Les entreprises multinationales issues des pays de l’UE représentent la moitié des principales entreprises multinationales mondiales et, jouent en Amérique latine, un rôle aussi grand que les entreprises des États-Unis. Dans le cadre des récents accords et de négociations entre l’UE et les pays ou les groupes de pays d’Amérique latine (UE - Mexique, UE - Chili et UE-MERCOSUR), les questions liées aux investissements donnent de plus en plus de droits à ces multinationales. Les clauses qui libéralisent complètement le rapatriement des bénéfices aux maisons mères ainsi que l’interdiction de toute espèce de préférence aux investisseurs nationaux privent les gouvernements d’instruments de régulation et de politique industrielle.

De la même manière, elles interdisent toute espèce de recours qui peuvent conditionner les investissements, par exemple de la part des autorités locales ou municipales pour s’assurer qu’un investissement ne touche pas à l’environnement. L’aspect le plus dramatique peut être, concerne l’interdiction d’expropriations ou de "de mesures équivalentes aux expropriations". Comme on l’a déjà vu dans le cadre du Traité de Libre Commerce de l’Amérique du Nord (TLCAN), ce dernier à cause de son caractère très étendu représente un plus grand danger pour la souveraineté des peuples.

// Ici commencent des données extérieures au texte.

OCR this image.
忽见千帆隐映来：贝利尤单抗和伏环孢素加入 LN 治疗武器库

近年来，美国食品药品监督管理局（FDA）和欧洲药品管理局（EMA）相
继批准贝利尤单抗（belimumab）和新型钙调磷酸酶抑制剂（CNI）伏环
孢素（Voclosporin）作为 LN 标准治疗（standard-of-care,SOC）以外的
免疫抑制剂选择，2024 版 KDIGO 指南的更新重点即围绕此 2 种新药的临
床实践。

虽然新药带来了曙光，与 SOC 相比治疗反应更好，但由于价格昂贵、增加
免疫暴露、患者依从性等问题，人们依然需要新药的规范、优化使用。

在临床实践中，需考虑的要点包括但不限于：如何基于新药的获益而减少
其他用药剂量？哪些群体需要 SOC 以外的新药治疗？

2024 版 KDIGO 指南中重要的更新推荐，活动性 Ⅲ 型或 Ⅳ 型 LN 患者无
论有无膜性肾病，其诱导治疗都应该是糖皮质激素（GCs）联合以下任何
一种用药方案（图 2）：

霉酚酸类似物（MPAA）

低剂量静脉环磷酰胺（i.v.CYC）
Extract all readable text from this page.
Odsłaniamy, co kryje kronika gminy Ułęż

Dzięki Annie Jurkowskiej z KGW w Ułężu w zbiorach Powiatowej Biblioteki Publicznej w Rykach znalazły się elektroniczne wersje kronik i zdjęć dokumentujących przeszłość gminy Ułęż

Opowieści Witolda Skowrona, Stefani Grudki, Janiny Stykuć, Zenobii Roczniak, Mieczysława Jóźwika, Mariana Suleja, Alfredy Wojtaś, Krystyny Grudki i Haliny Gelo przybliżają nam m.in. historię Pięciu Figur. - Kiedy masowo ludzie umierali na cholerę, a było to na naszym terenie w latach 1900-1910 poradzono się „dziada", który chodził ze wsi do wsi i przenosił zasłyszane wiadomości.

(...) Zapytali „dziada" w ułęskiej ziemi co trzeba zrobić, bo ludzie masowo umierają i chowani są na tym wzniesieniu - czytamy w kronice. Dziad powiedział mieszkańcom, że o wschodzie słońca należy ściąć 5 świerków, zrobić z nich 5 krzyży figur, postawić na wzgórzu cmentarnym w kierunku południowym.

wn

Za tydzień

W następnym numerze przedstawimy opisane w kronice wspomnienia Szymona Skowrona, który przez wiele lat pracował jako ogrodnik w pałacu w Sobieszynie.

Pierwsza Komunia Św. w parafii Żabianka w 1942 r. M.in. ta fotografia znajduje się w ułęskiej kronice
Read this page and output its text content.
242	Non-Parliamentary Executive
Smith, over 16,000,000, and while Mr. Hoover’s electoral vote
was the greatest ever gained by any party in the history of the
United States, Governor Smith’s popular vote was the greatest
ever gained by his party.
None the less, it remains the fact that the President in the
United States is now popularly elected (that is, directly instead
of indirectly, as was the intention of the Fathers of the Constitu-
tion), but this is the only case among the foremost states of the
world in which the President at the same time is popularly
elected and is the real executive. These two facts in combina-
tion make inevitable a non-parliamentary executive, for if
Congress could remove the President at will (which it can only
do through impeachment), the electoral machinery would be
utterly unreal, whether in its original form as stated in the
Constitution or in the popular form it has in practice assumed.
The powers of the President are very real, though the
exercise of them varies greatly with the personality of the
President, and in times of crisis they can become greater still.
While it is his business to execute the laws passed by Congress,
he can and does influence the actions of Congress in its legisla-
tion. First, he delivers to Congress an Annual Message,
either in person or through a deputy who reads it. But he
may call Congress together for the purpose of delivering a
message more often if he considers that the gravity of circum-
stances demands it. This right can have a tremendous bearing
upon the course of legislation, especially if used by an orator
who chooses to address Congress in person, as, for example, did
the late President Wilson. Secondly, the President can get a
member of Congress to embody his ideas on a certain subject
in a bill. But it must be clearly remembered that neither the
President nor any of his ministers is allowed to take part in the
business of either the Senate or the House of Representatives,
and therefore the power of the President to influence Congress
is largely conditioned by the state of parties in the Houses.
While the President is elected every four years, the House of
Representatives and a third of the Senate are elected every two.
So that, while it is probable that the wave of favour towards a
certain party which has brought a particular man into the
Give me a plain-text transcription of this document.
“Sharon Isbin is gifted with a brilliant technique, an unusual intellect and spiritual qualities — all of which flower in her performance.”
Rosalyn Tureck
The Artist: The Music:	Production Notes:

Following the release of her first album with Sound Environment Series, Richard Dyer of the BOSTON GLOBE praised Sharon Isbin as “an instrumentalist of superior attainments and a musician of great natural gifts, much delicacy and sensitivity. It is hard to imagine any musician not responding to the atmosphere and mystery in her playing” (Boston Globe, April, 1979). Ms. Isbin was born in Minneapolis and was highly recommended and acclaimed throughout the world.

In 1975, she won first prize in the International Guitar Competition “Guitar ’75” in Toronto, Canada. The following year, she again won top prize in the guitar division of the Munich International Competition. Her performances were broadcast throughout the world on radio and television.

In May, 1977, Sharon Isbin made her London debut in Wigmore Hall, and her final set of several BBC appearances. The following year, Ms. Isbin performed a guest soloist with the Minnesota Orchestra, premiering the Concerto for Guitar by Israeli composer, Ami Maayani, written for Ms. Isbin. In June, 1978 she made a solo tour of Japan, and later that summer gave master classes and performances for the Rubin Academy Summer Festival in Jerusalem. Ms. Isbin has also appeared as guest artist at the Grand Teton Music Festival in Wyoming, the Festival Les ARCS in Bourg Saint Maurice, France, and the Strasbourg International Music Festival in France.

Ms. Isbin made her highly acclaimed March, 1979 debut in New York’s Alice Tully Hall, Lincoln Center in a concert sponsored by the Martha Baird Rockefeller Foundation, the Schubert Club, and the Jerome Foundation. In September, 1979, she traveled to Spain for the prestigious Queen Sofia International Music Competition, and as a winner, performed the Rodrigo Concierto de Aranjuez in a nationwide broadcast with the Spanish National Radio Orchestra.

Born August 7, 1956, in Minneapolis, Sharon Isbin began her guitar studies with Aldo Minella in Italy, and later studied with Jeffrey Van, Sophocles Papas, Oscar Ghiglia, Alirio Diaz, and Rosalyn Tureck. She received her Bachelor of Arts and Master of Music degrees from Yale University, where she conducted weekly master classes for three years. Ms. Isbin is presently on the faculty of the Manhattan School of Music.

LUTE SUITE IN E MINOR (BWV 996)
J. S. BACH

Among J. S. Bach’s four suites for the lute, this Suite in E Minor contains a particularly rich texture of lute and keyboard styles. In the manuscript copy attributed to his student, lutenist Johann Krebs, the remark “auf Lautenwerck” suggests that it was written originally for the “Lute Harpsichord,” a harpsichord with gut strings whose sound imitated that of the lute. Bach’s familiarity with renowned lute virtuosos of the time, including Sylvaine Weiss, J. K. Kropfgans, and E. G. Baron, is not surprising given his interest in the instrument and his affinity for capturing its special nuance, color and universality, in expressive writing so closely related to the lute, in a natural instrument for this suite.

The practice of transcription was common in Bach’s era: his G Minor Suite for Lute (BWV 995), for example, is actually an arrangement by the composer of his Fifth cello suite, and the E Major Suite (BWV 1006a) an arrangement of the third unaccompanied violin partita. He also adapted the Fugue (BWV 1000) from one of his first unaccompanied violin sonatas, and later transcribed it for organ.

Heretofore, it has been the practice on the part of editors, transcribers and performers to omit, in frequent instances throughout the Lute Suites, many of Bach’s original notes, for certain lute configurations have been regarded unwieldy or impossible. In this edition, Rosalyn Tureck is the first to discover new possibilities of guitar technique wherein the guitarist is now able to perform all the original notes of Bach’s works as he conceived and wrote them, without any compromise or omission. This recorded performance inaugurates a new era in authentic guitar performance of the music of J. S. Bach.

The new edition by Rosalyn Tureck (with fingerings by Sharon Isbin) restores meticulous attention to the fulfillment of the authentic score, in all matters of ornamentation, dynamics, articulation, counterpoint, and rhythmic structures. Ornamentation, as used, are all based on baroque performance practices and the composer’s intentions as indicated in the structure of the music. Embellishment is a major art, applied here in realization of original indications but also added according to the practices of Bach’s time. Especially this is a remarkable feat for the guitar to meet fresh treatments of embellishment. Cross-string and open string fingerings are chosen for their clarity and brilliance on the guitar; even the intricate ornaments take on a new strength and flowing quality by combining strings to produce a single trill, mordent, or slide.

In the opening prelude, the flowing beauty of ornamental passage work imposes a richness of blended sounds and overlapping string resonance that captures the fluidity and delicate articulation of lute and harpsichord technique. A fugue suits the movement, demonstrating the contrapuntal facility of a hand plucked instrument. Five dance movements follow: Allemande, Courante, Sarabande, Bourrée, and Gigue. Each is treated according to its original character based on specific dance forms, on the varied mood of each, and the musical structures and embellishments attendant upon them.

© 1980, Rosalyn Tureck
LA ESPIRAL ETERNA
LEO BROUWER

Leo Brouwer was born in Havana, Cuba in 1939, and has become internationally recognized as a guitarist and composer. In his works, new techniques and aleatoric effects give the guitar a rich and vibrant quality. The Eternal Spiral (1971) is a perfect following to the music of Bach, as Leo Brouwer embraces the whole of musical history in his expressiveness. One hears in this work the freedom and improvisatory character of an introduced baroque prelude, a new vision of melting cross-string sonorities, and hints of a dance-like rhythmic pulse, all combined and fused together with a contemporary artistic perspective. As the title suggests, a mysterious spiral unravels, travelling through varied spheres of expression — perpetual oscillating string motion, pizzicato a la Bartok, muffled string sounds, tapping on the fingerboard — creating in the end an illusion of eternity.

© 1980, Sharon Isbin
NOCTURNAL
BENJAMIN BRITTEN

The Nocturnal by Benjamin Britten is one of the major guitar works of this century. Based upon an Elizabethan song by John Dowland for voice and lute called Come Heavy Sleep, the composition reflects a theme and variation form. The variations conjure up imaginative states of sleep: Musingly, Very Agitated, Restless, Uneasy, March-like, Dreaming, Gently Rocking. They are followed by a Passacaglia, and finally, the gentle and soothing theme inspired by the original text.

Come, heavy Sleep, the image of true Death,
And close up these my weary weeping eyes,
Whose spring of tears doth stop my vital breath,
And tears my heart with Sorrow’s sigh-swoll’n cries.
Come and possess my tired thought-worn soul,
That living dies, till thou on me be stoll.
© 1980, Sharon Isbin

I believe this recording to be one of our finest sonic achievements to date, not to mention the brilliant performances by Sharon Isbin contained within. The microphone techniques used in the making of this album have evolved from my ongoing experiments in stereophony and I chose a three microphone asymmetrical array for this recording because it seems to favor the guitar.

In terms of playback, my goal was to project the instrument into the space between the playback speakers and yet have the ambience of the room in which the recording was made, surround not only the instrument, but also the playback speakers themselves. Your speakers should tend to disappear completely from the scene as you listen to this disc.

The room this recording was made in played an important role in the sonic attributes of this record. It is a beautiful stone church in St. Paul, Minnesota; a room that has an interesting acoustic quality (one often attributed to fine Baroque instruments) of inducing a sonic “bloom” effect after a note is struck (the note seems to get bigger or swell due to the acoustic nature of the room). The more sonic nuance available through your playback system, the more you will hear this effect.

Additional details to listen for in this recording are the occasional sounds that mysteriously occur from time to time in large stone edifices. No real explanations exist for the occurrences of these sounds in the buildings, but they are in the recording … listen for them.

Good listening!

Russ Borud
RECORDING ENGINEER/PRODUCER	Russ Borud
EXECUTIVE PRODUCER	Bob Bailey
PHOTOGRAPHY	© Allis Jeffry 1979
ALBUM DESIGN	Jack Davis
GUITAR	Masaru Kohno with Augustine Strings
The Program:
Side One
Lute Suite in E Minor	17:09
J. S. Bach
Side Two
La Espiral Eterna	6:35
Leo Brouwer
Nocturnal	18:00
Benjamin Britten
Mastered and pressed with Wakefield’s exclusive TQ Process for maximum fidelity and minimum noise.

De facto, les multinationales peuvent obtenir des réparations financières pour n’importe quelle mesure politique qui aurait des conséquences négatives sur leurs activités. Concrètement, il y a une supériorité des droits des entreprises multinationales pour réaliser des profits sur le droit des communautés à protéger l’environnement, la santé publique ou les conditions de travail.

Durant la dernière décennie les investissements directs européens en Amérique latine ont progressé de 300 %. Un facteur important de cette croissance a été la privatisation massive de services et des entreprises publiques qui a représenté une opportunité extraordinaire d’affaires pour les multinationales. Avec cette présence, beaucoup d’événements illustrent le danger spécifique que les entreprises multinationales représentent compte tenu d’une conduite prédatrice, de la possibilité de départ brutal ou du non respect de la souveraineté des peuples.

Compte tenu de leurs avantages de départ sur les entreprises nationales, les multinationales peuvent échapper aux mécanismes de concurrence et adopter une conduite prédatrice basée sur des rentes de monopole. Ainsi, elles peuvent s’approprier des ressources naturelles ou énergétiques stratégiques en empêchant les gouvernements d’obtenir les recettes financières qu’ils peuvent tirer de ces secteurs. Ainsi, dans le cas bolivien, les multinationales partie prenante de l’exploitation du gaz refusent d’ accepter une augmentation du prélèvement fiscal proposée par le président Carlos Mesa pour pallier la crise économique qui secoue ce pays.

On observe d’autres cas où les multinationales jouent cote à cote et font des alliances pour appliquer des tarifs très élevés et pour rapatrier auprès de leur maison mère des bénéfices élevés sans se préoccuper de l’impact de leur conduite. Ainsi, la Banque Mondiale et la Banque du Mexique ont souligné que dans ce pays où une seule banque à capital national subsiste, les taux de profit du secteur bancaire sont les plus élevés du monde. Les banques étrangères dont la britannique HSBC du et les espagnoles BBVA - Bancomer ou la Santander, touchent des commissions dix fois plus hautes que dans leur pays d’origine et, en même temps, ne prennent pas de risque et ne jouent pas leur rôle de financement de l’économie.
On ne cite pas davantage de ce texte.